Now anyone who wonders how brisket suddenly showed up on the menu at the Ovens has their answer. The sandwich features a generous stack of smoked beef brisket, coleslaw, pickle and sauce on toasted bread, and if you don’t get there by mid-lunch hour, they may have run out. It’s been that popular, and the couple plans to expand that part of the business. They point out the brick area to the back of the patio where they hope, this spring, to put in a barbecue and smoker. (The Ollertons, who own the building, plan to upgrade the patio roof to handle the monsoon rains.) Future plans also include staying open for dinner and adding more “from scratch” items to the pastry case. Cakes are Martinez’s favorite medium for creativity.
Moreno and Martinez said it’s been an incredible learning curve and they feel they are just getting their feet under them.
“When Kim came home with the idea to buy the business, I was surprised, then excited, then nervous,” said Moreno. “Now we are constantly learning, about payroll, and supply ordering, and baking schedules… The list goes on.”

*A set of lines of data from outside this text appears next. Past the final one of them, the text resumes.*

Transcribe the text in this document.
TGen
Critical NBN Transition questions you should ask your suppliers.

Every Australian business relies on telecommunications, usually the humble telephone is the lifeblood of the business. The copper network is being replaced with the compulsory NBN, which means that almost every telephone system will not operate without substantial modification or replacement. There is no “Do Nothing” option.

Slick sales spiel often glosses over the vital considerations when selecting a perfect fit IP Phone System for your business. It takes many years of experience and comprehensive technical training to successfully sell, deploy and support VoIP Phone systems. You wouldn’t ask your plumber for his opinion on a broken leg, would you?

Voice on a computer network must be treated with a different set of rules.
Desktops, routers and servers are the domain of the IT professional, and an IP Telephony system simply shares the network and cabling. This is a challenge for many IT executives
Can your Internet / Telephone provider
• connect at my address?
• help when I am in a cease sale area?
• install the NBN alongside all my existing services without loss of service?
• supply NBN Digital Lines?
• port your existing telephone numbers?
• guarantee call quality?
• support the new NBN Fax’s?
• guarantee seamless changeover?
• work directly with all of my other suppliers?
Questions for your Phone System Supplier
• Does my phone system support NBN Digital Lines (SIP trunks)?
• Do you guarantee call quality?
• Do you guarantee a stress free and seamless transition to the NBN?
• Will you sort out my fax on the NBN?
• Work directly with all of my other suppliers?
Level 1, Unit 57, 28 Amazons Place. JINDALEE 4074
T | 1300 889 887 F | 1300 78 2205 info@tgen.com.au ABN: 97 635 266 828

Martinez added, “If it weren’t for our staff supporting us, we don’t know how we’d be here today. And the public has been really patient. We have loved serving people, and being part of a new vibe in town. New people moving here and visiting, and new businesses. The restaurants here also support each other really well. We’re always trading ideas.”
As to the expanded hours, Martinez said she’s surprised that there are customers at that hour, but they come in. She mentioned one young man who works nights and lives alone. “I think he comes in just for company and conversation after his shift. We’re glad to be here for him. A lot of people seem to really enjoy visiting with us as they pick up their morning latte, pastry, or sandwich, or sit down to have breakfast.”
This begins another chapter in the history of the Ovens of Patagonia, which was started decades ago by CiCi Finley and her daughter-in-law Fay, in the now-former Velvet Elvis location on Naugle Ave. There were several owners, then it was reopened in its current spot on McKeown Ave. by the Ollertons in 2013. Now the baton has passed again. As Bonnie Maclean described it, “When you’re ready to retire from your business, you are so glad to pass it to the next generation. They’ve moved back to town and had a dream to do this, right at the time that I was thinking about retiring. It worked out so well.”
As for the couple themselves, who plan to marry sometime this year, Moreno summed it up for both of them. “After wanting so badly to go away when we were young, and having all the experiences we’ve had, we can’t think of anywhere else we’d rather be now.”
Ovens of Patagonia, 277 McKeown Ave., Patagonia. Hours: Mon-Tues 4a.m.-3p.m., Wed-Fri 4a.m.- 6pm, Sat-Sun 7a.m.-6p.m.